Thanks for sharing Jennifer!
Beautiful words from a beautiful all – all by the grace of God.
One of the most creative “writes” I’ve read lately. One of the most touching. Thank you for reaching out and “including” us all in the pause.
peace~elaine
Jennifer, your words both break my heart and make me sing.
Here’s to Elizabeth, who is not as alone as she believes…
I am… quieted… This is… love-filled… lyrical… like a poem. Yes… just like a poem.
You are a good writer. I like this statement: “”Father, I thank you that you have heard me…” That is a statement of faith, not only in the heart of Jesus, but hopefully in ours as well. Good post.
Jennifer. Oh, my.
I’m not going to screw this up with words.
For Elizabeth, for you, for me . . . for all of us. Thank you.
Hi all,
Thanks for dropping by, for your prayers for Elizabeth. Like Denise said, if Elizabeth never reads this, we can all lay her at the feet of Jesus.

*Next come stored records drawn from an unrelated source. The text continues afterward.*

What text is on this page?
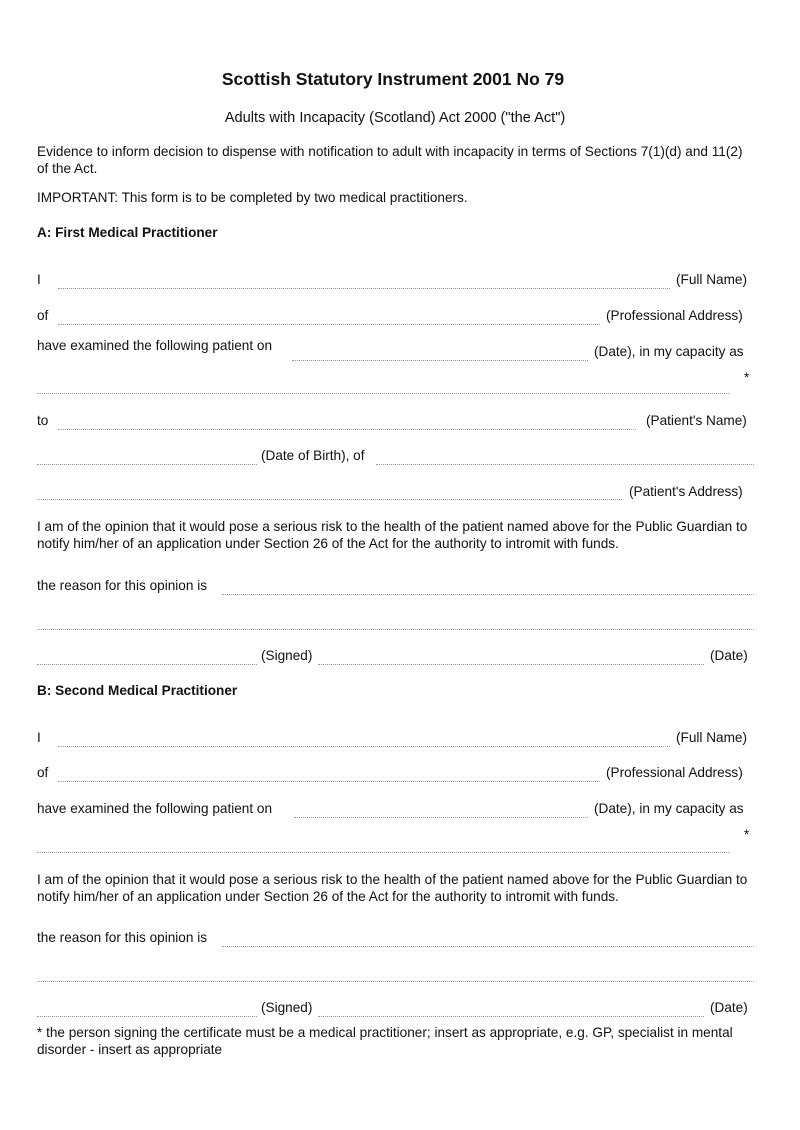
Scottish Statutory Instrument 2001 No 79
Adults with Incapacity (Scotland) Act 2000 ("the Act")
Evidence to inform decision to dispense with notification to adult with incapacity in terms of Sections 7(1)(d) and 11(2) of the Act.
IMPORTANT: This form is to be completed by two medical practitioners.
A: First Medical Practitioner
I	(Full Name)
of	(Professional Address)
have examined the following patient on	(Date), in my capacity as
*
to	(Patient's Name)
(Date of Birth), of
(Patient's Address)
I am of the opinion that it would pose a serious risk to the health of the patient named above for the Public Guardian to notify him/her of an application under Section 26 of the Act for the authority to intromit with funds.
the reason for this opinion is
(Signed)	(Date)
B: Second Medical Practitioner
I	(Full Name)
of	(Professional Address)
have examined the following patient on	(Date), in my capacity as
*
I am of the opinion that it would pose a serious risk to the health of the patient named above for the Public Guardian to notify him/her of an application under Section 26 of the Act for the authority to intromit with funds.
the reason for this opinion is
(Signed)	(Date)
* the person signing the certificate must be a medical practitioner; insert as appropriate, e.g. GP, specialist in mental disorder - insert as appropriate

{We need to be needed, we long to be loved.}
Isumom, I sense the hurt in your words, and then over at your blog as well today. I pray that you feel God’s peace and promise … He hears you, too.
Again, thanks to all …
Jennifer your words flowed with love and compassion…it is amazing if we open our eyes and ears there are many in our world saying, “please include me.”
Love to you Jennifer
I have enjoyed reading your blog.
I am new to the blog world, but have seen the miracle of the blogging community and prayer in the last two days. Hope you will stop by my blog and pray for little Maggie.
And out of turmoil and pain, always and ever rests the hand of God, gently on our hearts and on our lives.
Thank you.
Dear Jennifer…
Now I am the one left wordless…
So powerfull.
Thank you for including Elizabeth, and me, and all of us here.
Marsha
Jennifer,
You are too cool. I enjoy “meeting” friends in the blogosphere. I do feel connected to some, you being one! You are amazing to reach out to #8 from a little spot in Iowa. Love, Carol
I am here via Ann’s blog – and so glad I came to visit. What beautiful, poignant thoughts – from your heart. You speak for us all – yes – include me. How we want to be loved and accepted – and there He is, with open arms. If only we will run into them.
I am one of those who seems to stumble and bumble around as I journey on this path. I have known Him nearly all my life. I am a grandmother now, but still such a slow learner. It is often one step forward and two steps back. However slowly, I want to keep going…
Beautiful to know God includes our sister Elizabeth. And even me.
Deep. To the heart.
A gift for many…
Thank you.
Jennifer–how precious are your words. Isn’t it amazing how God can soften hearts towards those we’ve never met? Your post beautifully reminds me that God uses all things for good—even the Internet which can be used for such evil. Thank you for listening to His Spirit. I will join you in praying. Jennifer in Louisiana
Your goodness humbles me…brings me to my knees. That we would always hold each other up so. This is my prayers.
You bless.
beautiful, jennifer. it moves my heart so very deeply, as my deepest heart-issue has been that of “belonging” (or not). we do cry out “include me”… loudly, silently, fervently… i am so very grateful that the sacrifice Christ made does include me…that the amazing love He gives does include me… that He shouts to me in my heart-language “you belong!”…to Him. He includes me. and for that, i am grateful beyond what words could ever express.
lovely and provocative. Where is the tipping point between poetry and prose? and yes, beauty brings us together, including everyone with ears to hear or eyes to see.
Thank you for this beautiful post. What a wonderful reminder that we are our brother's keeper and the importance of heeding the Holy Spirit when He calls. Thank you for your thoughts and your blog -they are a treasure to read.